Si parla sempre,  troppo e perlopiù  a sproposito dei diritti dei bambini rispetto alla fecondazione assistita, all’utero in affitto, all’adozione ai gay, in questi casi della felicità del bambino, del suo diritto ad essere allevato, nutrito ed educato da persone capaci di amarlo e rispettarlo, sane di mente non frega niente a nessuno perché se la natura [Dio] vuole questo e quello e ha deciso diversamente bisogna rispettare il suo “ordine”,  poi quando un giudice rispetta davvero il diritto alla serenità di un bambino già venuto al mondo ci si dimentica di tutto per buttarla in caciara con la “disumanità” di una decisione.  Solidarietà alla dottoressa Fiorillo che è sempre di turno nel momento sbagliato.

Il problema di questo paese non sono solo i media che ci costringono ad occuparci anche di cose di cui faremmo volentieri a meno, nel paese normale si dà una notizia e se ne dà un’altra quando c’è la notizia, se definitiva è meglio: non si ricama per settimane e mesi sui fatti di cronaca solo per riempire pagine di giornali e siti web da cliccare compulsivamente coinvolgendo tutti.  Il problema, drammatico, culturalmente irrisolvibile è soprattutto un’opinione pubblica immatura e capricciosa ma soprattutto disinformata che si esprime dopo aver letto a malapena i titoli dei giornali e che rispetto a fatti di un’importanza gigantesca vuole essere accontentata come dal salumiere e dal fruttivendolo: gente che vorrebbe che le cose andassero per il verso che le si attaglia meglio e di più perché ha il pessimo vizio di mettersi tutto addosso non essendo poi capace di esprimere una critica, un commento o un giudizio distaccati. 

L’Italia è irrimediabilmente un paese fatto purtroppo a maggioranza di mammisti e mammoni che non sanno prendere atto con onestà che una donna è prima di tutto una persona capace e incapace di tutto come un uomo, che lo status di mamma non eleva a nessuna santità e che i figli prima di essere un diritto dei genitori sono tanti doveri ai quali non tutti sanno o possono assolvere nella maniera migliore.

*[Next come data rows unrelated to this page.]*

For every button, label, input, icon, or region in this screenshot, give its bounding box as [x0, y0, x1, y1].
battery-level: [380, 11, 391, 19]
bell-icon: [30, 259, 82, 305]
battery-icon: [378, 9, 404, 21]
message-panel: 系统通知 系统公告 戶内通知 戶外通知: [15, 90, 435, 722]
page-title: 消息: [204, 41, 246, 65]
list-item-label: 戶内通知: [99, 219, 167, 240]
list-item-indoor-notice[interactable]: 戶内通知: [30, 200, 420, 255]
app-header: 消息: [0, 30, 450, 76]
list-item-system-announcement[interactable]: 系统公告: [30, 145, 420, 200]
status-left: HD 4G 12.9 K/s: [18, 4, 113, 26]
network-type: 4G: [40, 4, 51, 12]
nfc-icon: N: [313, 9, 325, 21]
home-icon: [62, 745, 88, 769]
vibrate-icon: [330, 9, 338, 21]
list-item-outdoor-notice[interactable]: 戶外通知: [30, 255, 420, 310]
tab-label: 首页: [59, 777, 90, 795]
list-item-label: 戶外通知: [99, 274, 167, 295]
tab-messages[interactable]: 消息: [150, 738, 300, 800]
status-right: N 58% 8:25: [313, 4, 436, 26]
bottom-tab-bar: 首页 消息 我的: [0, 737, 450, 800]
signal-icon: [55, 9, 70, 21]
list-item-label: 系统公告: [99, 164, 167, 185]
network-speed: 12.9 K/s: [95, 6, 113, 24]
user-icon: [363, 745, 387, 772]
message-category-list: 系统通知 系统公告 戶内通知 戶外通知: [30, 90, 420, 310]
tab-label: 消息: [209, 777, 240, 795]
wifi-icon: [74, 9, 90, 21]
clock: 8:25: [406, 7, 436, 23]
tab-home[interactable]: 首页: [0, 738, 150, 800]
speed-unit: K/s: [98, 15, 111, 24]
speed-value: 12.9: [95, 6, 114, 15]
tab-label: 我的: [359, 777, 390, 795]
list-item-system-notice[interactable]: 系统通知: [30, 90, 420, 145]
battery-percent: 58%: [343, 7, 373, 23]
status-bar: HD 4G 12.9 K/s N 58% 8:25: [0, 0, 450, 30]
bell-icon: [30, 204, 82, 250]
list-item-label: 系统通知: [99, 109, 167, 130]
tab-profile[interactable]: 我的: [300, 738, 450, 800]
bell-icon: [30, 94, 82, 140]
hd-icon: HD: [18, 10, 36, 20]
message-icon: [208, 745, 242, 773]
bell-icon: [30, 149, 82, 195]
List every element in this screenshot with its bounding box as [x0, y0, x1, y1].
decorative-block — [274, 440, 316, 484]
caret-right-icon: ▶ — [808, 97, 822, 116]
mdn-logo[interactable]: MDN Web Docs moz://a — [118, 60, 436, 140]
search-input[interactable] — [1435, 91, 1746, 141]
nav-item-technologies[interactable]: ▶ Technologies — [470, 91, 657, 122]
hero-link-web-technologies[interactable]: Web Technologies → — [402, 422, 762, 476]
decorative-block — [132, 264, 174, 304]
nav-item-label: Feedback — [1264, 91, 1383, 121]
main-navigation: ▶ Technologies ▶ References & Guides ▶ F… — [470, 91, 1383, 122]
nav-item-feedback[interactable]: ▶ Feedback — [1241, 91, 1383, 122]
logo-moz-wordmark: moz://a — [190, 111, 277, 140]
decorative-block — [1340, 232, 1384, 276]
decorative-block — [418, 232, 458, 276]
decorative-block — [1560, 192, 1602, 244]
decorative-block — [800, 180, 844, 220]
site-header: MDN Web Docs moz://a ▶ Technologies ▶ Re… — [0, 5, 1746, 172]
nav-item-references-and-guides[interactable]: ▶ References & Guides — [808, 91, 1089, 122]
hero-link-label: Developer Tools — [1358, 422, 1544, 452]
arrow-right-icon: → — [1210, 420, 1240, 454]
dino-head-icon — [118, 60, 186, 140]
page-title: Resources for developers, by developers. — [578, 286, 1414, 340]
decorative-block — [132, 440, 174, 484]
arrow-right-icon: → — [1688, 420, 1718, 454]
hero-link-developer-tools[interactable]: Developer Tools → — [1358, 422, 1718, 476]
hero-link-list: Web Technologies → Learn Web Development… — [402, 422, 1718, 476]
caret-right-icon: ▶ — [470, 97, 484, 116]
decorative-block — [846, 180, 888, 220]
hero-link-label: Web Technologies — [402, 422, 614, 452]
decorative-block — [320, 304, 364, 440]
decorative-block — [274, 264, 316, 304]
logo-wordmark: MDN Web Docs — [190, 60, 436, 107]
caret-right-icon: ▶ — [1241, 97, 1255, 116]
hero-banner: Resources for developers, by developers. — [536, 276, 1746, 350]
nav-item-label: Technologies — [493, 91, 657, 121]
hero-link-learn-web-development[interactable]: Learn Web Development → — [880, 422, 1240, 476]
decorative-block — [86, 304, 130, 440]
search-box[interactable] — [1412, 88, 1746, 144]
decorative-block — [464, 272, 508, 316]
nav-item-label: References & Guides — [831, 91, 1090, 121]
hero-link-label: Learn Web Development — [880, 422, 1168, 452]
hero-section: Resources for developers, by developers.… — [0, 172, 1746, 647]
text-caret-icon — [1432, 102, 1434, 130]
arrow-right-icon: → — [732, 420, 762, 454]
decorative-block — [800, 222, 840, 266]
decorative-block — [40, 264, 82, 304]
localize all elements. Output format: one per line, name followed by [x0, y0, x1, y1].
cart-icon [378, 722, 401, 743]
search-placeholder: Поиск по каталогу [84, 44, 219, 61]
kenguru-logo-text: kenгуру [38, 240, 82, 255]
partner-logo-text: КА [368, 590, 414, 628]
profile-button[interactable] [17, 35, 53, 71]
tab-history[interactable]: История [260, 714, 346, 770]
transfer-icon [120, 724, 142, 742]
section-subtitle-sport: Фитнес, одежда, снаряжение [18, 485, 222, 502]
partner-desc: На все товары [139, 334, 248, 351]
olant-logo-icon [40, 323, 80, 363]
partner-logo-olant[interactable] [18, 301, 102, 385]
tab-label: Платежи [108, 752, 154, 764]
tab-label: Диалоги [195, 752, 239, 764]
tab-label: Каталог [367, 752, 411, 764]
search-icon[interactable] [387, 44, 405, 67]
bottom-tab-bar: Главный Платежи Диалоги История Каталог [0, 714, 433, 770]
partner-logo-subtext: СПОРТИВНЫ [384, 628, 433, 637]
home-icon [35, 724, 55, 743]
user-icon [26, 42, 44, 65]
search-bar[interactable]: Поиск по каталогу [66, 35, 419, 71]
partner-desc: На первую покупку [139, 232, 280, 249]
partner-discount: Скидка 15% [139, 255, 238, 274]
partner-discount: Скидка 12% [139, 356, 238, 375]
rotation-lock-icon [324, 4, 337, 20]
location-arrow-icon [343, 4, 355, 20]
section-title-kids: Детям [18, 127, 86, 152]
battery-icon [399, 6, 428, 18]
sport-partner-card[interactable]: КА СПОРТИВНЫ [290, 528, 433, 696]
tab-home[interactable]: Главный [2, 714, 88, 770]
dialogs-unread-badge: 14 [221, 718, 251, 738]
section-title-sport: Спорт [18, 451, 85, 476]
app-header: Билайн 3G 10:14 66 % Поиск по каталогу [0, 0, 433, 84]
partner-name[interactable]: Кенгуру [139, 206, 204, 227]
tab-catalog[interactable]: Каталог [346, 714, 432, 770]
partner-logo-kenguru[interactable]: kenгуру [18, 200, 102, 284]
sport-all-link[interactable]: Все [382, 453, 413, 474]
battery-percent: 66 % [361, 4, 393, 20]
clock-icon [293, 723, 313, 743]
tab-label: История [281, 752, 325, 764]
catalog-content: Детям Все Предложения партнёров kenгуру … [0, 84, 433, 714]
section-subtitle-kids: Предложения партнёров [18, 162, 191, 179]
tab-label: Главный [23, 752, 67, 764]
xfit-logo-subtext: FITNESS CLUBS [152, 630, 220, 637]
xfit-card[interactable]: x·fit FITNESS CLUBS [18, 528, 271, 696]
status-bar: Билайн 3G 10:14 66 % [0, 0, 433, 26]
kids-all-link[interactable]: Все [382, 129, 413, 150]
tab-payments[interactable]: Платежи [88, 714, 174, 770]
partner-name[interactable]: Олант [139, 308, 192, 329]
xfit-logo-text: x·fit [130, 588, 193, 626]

Per fortuna però la nostra magistratura disastrata non per colpa sua ma di chi la obbliga a mettere in pratica leggi oscene, ovvero quelli che fanno le leggi,  tirata e maltrattata da tutte le parti, pressata e accusata sempre di sbagliare ogni tanto ci azzecca e fa la cosa giusta garantendo il diritto di un bambino che non ha nessuna colpa o responsabilità essendo appena nato e i genitori si sa, non si possono scegliere, di non essere allevato da due violenti sociopatici, pericolosi disturbati mentali ai quali nessuno ha mai insegnato il rispetto per la vita degli altri e nemmeno per la loro.